The first step of the machine learning process is then to look at your data, and your chosen representation of the data.

Depending on your data, if it's sequential, real-continious or image based your data should be visualized to get a reference for the distribution of data. In particular for representations of continious or discreet variables visualizing ditributions can be hugely helpful to determining the style of normalization to apply. In short: look at your data.

After inspecting your data distribution(s) you should consider what standardization techniques to apply. In particular you need to think about if you need the covariance matrix of your data to be unchanged under the normalization. Mean centering doesn't change your covariance matrix, standardization of the variance does.

Also consider if your features are on the same scale. Your model might be in trouble if one feature is on the order $~10^0$ and a second is on the order $~10^3$.

It's likely that the first version of your chosen model, or even that the model type or representation might provide unsuitable for the problem at hand. A fundamental part of the process then is exploring representations, and model types that might be suitable. The `keras`

API and `scikit-learn`

off-the-shelf algorithms are fantastic for this purpose.

For a regression problem, supervised classification or unsupervised classification with a set of ground truth labels it is absolutely necessary to split your data in disjoint sets for training and testing prior to any processing. The processing variables should be established from the training set and applied to test and training. This is to estimate if your normalization is sane for "unseen" data.

For almost all interesting problems the computational cost of running a gridsearch to find the optimal configuration for the hyperparameters is not feasible, both because it is expensive, but the loss-surface might be glassy excepting one very narrow spike your grid doesn't hit. There are many sophisticated tools for the job, but for most cases the tool for the job has shown to be simple random search. Run N experiments with random hyperparameter configurations and pick the best performing on the validation set.

For estimating your models performance the tool depends on your application. For regression the $R^2$ coefficient (explained variance) is commonly used, and for linear regression models you usually want an estimate of coefficient significance (`scipy statsmodels`

is a python package good for this). For estimating significance and impact you should have a clear image of the degree of multi-colinearity in your data (does your design matrix have full rank?). For non-linear models of 1d vectors (not sequence or image models) estimating feature importance (the impact of removing one feature on model performance). For image data and convolutional nets visualizing the max activation of the filters is a good way to estimate what your model is doing.

For classification there usually is a tradeoff between number of true and false positives. The f1-score (or depending on your model you might favor precision over recall or vice versa which would need an adjusted f-score) is a good single number-measure. Plotting the ROC (reciever-operator characteristic) curve and estimating it's area under the curve (analogous to accuracy). These curves are plotted per-class basis, and then you can average over them to produce an aggregate performance.

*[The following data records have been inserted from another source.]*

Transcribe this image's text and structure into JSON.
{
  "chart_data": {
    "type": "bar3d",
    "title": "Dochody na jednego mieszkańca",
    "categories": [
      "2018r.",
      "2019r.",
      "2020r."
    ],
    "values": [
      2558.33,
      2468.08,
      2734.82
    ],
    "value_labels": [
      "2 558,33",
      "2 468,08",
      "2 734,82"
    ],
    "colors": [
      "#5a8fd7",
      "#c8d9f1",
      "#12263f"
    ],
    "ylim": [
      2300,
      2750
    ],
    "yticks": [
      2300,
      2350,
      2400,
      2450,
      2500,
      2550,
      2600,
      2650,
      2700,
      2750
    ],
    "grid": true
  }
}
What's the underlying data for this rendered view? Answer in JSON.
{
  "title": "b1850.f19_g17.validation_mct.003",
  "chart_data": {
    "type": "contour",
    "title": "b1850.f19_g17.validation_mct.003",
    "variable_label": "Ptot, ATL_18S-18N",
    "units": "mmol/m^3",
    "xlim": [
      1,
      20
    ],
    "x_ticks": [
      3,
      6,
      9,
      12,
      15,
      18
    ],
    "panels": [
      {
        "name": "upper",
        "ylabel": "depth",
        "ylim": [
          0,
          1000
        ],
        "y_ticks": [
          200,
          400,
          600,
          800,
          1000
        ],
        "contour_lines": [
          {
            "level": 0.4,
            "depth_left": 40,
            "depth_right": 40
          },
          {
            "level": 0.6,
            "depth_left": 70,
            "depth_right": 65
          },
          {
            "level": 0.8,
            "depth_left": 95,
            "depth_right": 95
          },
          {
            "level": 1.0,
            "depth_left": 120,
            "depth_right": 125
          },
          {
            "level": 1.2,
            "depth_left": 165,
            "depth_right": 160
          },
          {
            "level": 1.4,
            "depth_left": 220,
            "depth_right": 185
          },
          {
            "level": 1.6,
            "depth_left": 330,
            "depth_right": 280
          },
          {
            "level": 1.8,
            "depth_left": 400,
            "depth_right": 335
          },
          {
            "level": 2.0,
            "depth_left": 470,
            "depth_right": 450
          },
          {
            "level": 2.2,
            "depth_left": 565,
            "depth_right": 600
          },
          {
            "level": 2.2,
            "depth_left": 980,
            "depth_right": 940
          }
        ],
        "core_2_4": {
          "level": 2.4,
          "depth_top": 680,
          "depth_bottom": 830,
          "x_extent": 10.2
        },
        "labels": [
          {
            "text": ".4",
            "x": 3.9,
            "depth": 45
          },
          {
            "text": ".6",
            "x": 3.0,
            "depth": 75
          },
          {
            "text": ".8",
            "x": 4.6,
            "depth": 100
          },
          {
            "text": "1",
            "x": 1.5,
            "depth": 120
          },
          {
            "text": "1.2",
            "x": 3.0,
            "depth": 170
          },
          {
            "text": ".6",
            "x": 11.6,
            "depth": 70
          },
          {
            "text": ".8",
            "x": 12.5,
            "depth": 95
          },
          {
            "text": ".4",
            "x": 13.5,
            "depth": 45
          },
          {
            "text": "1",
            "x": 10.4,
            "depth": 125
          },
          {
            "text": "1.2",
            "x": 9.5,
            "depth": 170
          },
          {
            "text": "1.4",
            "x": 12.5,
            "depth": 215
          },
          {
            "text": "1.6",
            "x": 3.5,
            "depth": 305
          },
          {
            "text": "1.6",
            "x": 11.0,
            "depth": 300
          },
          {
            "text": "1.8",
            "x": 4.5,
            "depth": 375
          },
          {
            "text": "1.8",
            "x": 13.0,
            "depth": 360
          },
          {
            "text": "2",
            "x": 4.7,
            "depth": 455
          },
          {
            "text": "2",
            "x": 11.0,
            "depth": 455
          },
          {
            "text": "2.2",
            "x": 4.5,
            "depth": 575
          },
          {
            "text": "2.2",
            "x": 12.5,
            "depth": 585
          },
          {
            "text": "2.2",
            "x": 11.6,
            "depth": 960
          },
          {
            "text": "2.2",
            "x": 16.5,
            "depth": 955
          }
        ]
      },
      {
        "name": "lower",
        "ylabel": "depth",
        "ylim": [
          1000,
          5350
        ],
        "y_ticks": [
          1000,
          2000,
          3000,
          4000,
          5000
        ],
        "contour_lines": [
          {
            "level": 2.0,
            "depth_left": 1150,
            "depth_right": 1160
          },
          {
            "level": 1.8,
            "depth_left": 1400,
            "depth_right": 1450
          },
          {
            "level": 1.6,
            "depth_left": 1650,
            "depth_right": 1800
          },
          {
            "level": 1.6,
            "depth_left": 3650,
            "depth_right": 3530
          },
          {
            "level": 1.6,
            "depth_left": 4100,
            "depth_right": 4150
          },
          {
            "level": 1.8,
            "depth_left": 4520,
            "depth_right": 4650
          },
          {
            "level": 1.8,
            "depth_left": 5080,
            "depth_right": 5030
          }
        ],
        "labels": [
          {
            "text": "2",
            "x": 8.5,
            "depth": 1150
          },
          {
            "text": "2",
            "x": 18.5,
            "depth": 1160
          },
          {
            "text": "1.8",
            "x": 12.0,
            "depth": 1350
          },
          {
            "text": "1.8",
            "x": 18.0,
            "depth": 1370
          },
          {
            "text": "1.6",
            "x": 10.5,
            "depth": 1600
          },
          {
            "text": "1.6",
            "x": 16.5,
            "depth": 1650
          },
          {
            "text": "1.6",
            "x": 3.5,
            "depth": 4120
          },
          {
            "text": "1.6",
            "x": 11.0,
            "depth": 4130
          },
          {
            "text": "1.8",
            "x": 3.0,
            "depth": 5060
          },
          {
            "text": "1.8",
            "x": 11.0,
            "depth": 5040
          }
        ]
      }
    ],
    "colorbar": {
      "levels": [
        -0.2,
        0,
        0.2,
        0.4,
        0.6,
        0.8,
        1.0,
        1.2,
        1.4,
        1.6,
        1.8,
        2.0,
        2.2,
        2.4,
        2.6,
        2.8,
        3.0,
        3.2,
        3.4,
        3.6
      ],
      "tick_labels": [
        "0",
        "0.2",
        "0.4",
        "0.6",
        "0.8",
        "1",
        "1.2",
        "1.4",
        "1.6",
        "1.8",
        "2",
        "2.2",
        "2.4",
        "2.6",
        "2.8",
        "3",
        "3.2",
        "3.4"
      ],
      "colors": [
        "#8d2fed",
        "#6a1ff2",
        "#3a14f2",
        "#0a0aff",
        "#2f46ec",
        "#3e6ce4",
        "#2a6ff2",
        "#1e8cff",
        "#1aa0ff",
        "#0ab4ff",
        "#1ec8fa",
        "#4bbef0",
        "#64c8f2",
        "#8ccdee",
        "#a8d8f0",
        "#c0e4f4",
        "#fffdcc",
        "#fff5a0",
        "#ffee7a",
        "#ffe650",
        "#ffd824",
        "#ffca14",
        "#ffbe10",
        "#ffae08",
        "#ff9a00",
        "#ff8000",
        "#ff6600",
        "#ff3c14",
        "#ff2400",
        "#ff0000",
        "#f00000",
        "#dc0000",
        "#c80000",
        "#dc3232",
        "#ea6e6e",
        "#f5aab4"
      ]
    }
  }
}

You should also use some statsitical measure for model validation. k-fold cross validation is recommended for most cases.

In essence: what the goal of all this is to be able to estimate the generalization performance. The training set is used to estimate the optimal parameters and hyperparameters as well as the distribution of performance under these. For each hyperparameter search you use the test set to make a final estimation of your generalization performance, going back and adjusting parameters based on test performance strongly reduces your certainty of generalization and is strongly discouraged.